Healthcare choice is often driven by a mix of emotion and evidence-based decision-making. Sometimes when the flood of available information includes both reliable data and information that cannot be scientifically vetted, the information can become overwhelming and confusing. While there is no credible evidence to date that COVID-19 vaccination poses long-term, lasting or irreparable injury to human reproduction from a conception standpoint, there is consistently compelling evidence that acute SARS-CoV-2 infection places pregnant women at greater risk of severe COVID-19 infection.
In other words, women who are pregnant and become infected are more likely to get sicker. Similarly, the evidence suggests that acute COVID infection increases the possibility of pre-term labor, and pre-term labor can impact pregnancy outcome as well as maternal and newborn health. These risks have not been reported to be a vaccine-associated phenomenon but rather an infection-associated risk, further supporting both the CDC and WHO recommendations that COVID vaccination not be withheld in women who are pregnant.

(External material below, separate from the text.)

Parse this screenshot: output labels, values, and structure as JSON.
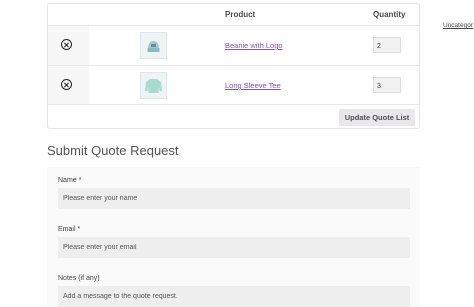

Similarly, there are currently no credible reports about the impact of COVID vaccination on male reproductive health, testicular function or sperm production. Data have demonstrated, however, that men with COVID infection have reported genitourinary complaints such as testicular pain. Additionally, SARS-CoV-2 has been identified in seminal fluid and the sperm of men infected with COVID, though the impact on sperm function, egg fertilization and pregnancy outcome is unclear.
What is also unclear is the potential impact of acute or sub-acute COVID infection on the long-term fertility of men and women, suggesting from a purely reproductive health standpoint, that the benefits of vaccination appear to outweigh the risks.
The decision to vaccinate, within the framework of an ongoing global pandemic, is as personal as it is difficult. Access to reliable, science-driven information and trusted clinicians are both essential elements in the decision-making process. Trusted relationships and open lines of communications with members of an individuals' healthcare team will build the necessary bridges that ensure informed vaccine decision-making.
As more data are collected and reported, there is no doubt that recommendations, guidelines and treatment algorithms will change. Our understanding of this complex microscopic menace, like our navigation of this pandemic season, must be flexible, fluid and driven by facts and trusted, vetted and credible information.
While each individual pursues their own path to their personal vaccine decision, remain mindful of travel and gathering, hyper-vigilant with respect to distancing and masking, and maintain a personal commitment to the indisputable benefit of time-tested and easy-to-implement public health measures like hand washing and self-isolation/quarantine when sick or symptomatic.
Remember, the key to healthcare empowerment lies within a personal willingness to weigh the facts and remain in constant pursuit of the truth.